8 MEI 2014. - Koninklijk besluit tot wijziging van het koninklijk besluit van 2 augustus 2002 houdende vaststelling van het regime en de werkingsmaatregelen, toepasbaar op de plaatsen gelegen op het Belgisch grondgebied, beheerd door de Dienst Vreemdelingenzaken, waar een vreemdeling wordt opgesloten, ter beschikking gesteld van de regering of vastgehouden, overeenkomstig de bepalingen vermeld in artikel 74/8, § 1, van de wet van 15 december 1980 betreffende de toegang tot het grondgebied, het verblijf, de vestiging en de verwijdering van vreemdelingen
Art. 1-5
Artikel 1. In Titel III, Hoofdstuk I, van het koninklijk besluit van 2 augustus 2002 houdende vaststelling van het regime en de werkingsmaatregelen, toepasbaar op de plaatsen gelegen op het Belgisch grondgebied, beheerd door de Dienst Vreemdelingenzaken, waar een vreemdeling wordt opgesloten, ter beschikking gesteld van de regering of vastgehouden, overeenkomstig de bepalingen vermeld in artikel 74/8, § 1, van de wet van 15 december 1980 betreffende de toegang tot het grondgebied, het verblijf, de vestiging en de verwijdering van vreemdelingen, wordt een afdeling 1 ingevoegd, met de titel " Groepsregime ", die de artikelen 81 tot 83 bevat.

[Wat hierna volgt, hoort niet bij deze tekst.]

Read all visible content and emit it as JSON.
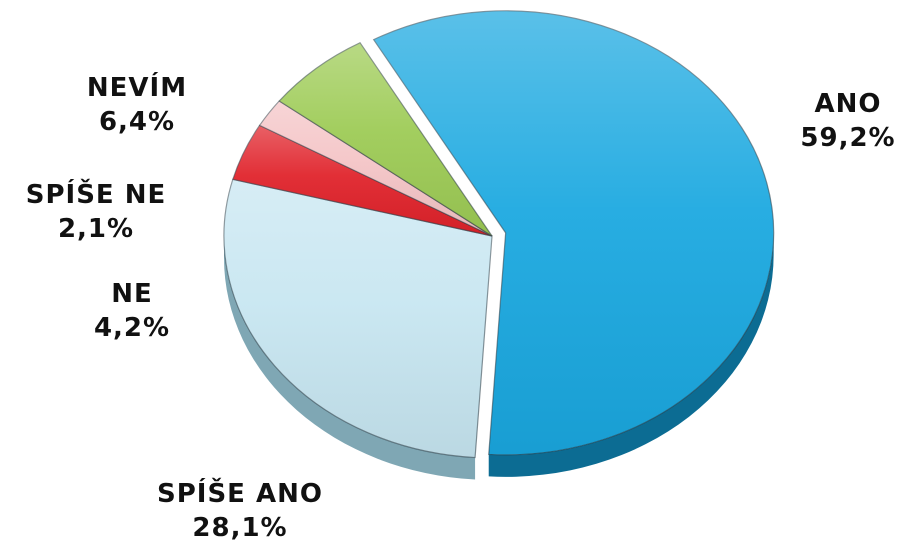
{
  "chart_data": {
    "type": "pie",
    "style": "3d",
    "slices": [
      {
        "label": "ANO",
        "value_text": "59,2%",
        "value": 59.2,
        "color": "#1AA8E0",
        "side_color": "#0C6C93"
      },
      {
        "label": "SPÍŠE ANO",
        "value_text": "28,1%",
        "value": 28.1,
        "color": "#C7E6F1",
        "side_color": "#7FA7B4"
      },
      {
        "label": "NE",
        "value_text": "4,2%",
        "value": 4.2,
        "color": "#E0222A",
        "side_color": "#8E1216"
      },
      {
        "label": "SPÍŠE NE",
        "value_text": "2,1%",
        "value": 2.1,
        "color": "#F4C4C6",
        "side_color": "#B48A8C"
      },
      {
        "label": "NEVÍM",
        "value_text": "6,4%",
        "value": 6.4,
        "color": "#9DCB55",
        "side_color": "#5E8A26"
      }
    ]
  }
}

Art.2. In Titel III, Hoofdstuk I, van hetzelfde besluit wordt een afdeling 2 ingevoegd, die de artikelen 83/1 tot 83/3 bevat, luidende :
" Afdeling 2. Kamerregime. ".
Art. 83/1. De bewoner die, als gevolg van zijn gedrag voorafgaand aan de opsluiting of tijdens zijn verblijf in het centrum, niet kan verblijven in een centrum of een afdeling van een centrum met een groepsregime verblijft in een kamerregime op basis van een beslissing genomen door de directie van het centrum.
De beslissing om de bewoner aan het groepsregime te onttrekken wordt meegedeeld aan de bewoner.
Art. 83/2. De bewoner die in een kamerregime verblijft, heeft recht op activiteiten, met inbegrip van de wandeling, die minimum drie uur per dag in beslag nemen.
Wanneer de bewoner door zijn gedrag zijn veiligheid, de veiligheid van de andere bewoners, van de personeelsleden of van het centrum in het gedrang brengt of wanneer hij de goede werking van het centrum in gevaar brengt, kan de centrumdirecteur of zijn plaatsvervanger uitzonderlijk beslissen hiervan af te wijken. Hij brengt de Directeur-generaal hiervan onmiddellijk op de hoogte.
Art. 83/3. De kamers gebruikt voor het kamerregime bevatten per bewoner ten minste :
- een bed en aangepast beddengoed, bestaande uit een matras, een kussen, een onderlaken en voldoende lakens en dekens, in functie van het seizoen ;
- een wasgelegenheid en een toilet;
- een kast of rek;
- een oproepsysteem;
- ontspanningsmateriaal, op voorwaarde dat de bewoner hiermee op zorgvuldige wijze omgaat. ".
Art.3. In Titel III, Hoofdstuk I, van hetzelfde besluit, wordt een afdeling 3 ingevoegd, luidende " Regime dat afwijkt van de regimes van de afdelingen 1 en 2 ", dat artikel 84 bevat.
Art.4. In artikel 84, van hetzelfde besluit worden de volgende wijzigingen aangebracht :
1° In de eerste zin worden de woorden " op het groepsregime " vervangen door de woorden " op de regimes voorzien door de afdelingen 1 en 2 ".
Art. 5. De minister die bevoegd is voor de toegang tot het grondgebied, het verblijf, de vestiging en de verwijdering van vreemdelingen is belast met de uitvoering van dit besluit.